In der Vergangenheit durchbrachen Arbeiter auf dem Höhepunkt von Kämpfen die
Schranken, die ihnen durch konventionelle Gewerkschaften gesetzt werden. Sie organisierten Massenstreiks für politische wie wirtschaftliche
Forderungen. Um diese Kämpfe führen zu können, entwickelten sie neue Organisationsformen, Räte von Arbeiterdelegierten, durch die
die gesamte Klasse auf lokaler und nationaler Ebene vereint wurde.
Diese Arbeiterräte verkörpern eine fortgeschrittenere Demokratie als jene, die in
liberalen kapitalistischen Gesellschaften ausgeübt wird. Sie beruht auf Basisbeteiligung, dezentralisierter Entscheidungsfindung dort, wo Menschen
arbeiten und leben, und der unmittelbaren Rechenschaftspflicht von Delegierten übergeordneter Ebenen gegenüber denen, die sie gewählt
haben.
Tatsächlich steht hinter der Bildung von Arbeiterräten u.a. die Notwendigkeit, die
lokalen Regierungsfunktionen von staatlichen Behörden zu übernehmen, wenn der »normale Dienst« während Massenstreiks
zusammenbricht. Aber es gibt keinen Grund für Arbeiterräte, sich damit zu begnügen, die örtlichen Staatsrepräsentanten zu
ersetzen. Erstrecken sie sich über eine ganze Gesellschaft, dann haben sie die organisatorischen Mittel und die ökonomische Macht, den Staat als
Ganzen zu ersetzen.
Die Erreichung dieses Ziels hängt davon ab, ob der sich entwickelnde Arbeiterstaat seine
Kräfte auf die notfalls gewaltsame Überwindung des Widerstands des Kernapparats der kapitalistischen Staatsmacht konzentriert.
Dabei handelt es sich im Wesentlichen um ein politisches und nicht um ein organisatorisches Problem. Ein politischer Kampf innerhalb der neuen Formen von
Arbeitermacht ist erforderlich, um die Mehrheit davon zu überzeugen, dass der kapitalistische Staat, wenn er nicht demontiert wird, früher oder
später seine Zwangsmittel einsetzt, um die Massenbewegung zu zerschlagen.

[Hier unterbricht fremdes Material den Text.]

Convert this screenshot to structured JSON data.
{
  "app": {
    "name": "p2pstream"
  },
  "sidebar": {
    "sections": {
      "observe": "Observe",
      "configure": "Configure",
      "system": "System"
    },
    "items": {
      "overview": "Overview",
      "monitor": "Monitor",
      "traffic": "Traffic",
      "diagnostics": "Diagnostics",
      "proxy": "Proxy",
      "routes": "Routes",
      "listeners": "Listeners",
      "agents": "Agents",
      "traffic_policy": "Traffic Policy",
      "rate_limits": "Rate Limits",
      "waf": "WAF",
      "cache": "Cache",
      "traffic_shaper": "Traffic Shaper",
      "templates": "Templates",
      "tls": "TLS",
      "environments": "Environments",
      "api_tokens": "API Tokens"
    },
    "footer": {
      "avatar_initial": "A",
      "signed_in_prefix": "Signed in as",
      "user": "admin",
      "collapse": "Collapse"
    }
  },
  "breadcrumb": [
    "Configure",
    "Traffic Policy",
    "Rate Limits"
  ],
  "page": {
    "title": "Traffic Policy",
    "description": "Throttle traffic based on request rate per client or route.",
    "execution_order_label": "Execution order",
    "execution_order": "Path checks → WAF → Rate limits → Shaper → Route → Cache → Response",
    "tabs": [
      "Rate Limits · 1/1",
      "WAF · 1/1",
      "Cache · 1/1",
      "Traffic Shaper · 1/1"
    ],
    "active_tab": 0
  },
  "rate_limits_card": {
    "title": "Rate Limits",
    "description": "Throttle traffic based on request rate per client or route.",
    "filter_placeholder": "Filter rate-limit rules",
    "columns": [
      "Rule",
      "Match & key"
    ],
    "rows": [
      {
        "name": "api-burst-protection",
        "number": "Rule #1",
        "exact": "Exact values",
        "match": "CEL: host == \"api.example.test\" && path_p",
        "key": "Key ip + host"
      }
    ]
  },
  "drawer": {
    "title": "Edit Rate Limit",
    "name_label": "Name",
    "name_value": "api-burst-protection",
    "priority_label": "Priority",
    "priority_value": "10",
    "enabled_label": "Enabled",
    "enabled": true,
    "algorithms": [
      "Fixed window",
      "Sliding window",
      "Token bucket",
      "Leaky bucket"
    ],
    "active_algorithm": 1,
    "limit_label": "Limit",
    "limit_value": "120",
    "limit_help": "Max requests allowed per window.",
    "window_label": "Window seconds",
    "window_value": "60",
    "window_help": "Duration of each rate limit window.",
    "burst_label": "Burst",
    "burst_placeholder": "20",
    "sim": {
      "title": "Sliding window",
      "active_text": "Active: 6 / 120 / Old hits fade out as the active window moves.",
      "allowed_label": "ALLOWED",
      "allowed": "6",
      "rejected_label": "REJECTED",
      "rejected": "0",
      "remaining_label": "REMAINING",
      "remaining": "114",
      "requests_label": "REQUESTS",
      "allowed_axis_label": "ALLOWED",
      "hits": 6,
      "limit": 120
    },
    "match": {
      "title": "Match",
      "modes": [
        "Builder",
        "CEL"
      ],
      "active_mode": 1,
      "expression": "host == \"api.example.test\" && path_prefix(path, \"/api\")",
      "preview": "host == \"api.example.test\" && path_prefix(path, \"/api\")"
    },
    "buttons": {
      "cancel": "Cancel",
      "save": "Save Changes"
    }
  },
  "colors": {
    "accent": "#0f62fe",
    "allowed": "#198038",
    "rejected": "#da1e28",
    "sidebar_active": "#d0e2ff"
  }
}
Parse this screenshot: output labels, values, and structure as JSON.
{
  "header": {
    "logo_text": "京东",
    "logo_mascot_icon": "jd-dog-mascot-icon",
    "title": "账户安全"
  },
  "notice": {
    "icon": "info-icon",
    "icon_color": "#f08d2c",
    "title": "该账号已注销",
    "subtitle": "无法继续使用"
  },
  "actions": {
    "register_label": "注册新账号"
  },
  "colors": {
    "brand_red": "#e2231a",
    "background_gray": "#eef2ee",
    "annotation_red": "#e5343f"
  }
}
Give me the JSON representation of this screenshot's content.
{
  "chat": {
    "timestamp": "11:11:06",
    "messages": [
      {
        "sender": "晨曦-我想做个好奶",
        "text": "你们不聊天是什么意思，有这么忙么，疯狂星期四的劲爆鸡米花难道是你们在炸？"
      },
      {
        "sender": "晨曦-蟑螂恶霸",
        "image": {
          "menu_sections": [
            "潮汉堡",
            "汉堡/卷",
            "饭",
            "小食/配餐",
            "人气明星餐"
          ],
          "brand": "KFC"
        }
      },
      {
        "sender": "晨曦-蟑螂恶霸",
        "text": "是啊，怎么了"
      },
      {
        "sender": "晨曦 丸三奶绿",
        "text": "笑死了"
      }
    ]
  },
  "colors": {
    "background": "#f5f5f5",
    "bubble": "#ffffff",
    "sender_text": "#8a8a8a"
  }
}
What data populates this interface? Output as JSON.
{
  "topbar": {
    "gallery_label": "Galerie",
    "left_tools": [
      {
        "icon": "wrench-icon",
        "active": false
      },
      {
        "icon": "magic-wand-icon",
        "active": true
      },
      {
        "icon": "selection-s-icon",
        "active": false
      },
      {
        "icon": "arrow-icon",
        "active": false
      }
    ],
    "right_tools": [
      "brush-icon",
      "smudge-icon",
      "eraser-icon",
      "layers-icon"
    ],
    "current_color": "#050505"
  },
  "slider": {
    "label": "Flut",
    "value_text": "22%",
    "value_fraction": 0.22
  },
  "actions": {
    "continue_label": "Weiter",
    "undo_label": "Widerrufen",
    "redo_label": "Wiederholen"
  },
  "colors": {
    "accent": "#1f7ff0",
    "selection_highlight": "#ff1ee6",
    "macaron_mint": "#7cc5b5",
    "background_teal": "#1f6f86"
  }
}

Dies ist die vorrangige Aufgabe einer revolutionären Massenpartei
nicht die Macht für sich selbst zu ergreifen, sondern die Massen davon zu überzeugen, dass die neue Demokratie die letzten Bastionen der
kapitalistischen Macht erstürmen muss.
In der klassischen marxistischen Tradition geht es bei einer Revolution also nicht um einen
Umsturz durch eine Minderheitengruppe. Es geht darum, die Formen von Arbeiterdemokratie auszuweiten, die sich während Massenstreiks von einem
einfachen Mittel zur Führung der Auseinandersetzung oder einer »Gegenmacht« zu den Hauptinstitutionen der kapitalistischen Beherrschung
entwickeln: damit sie die Organe werden, durch die die Massen die Gesellschaft wirklich selbst regieren.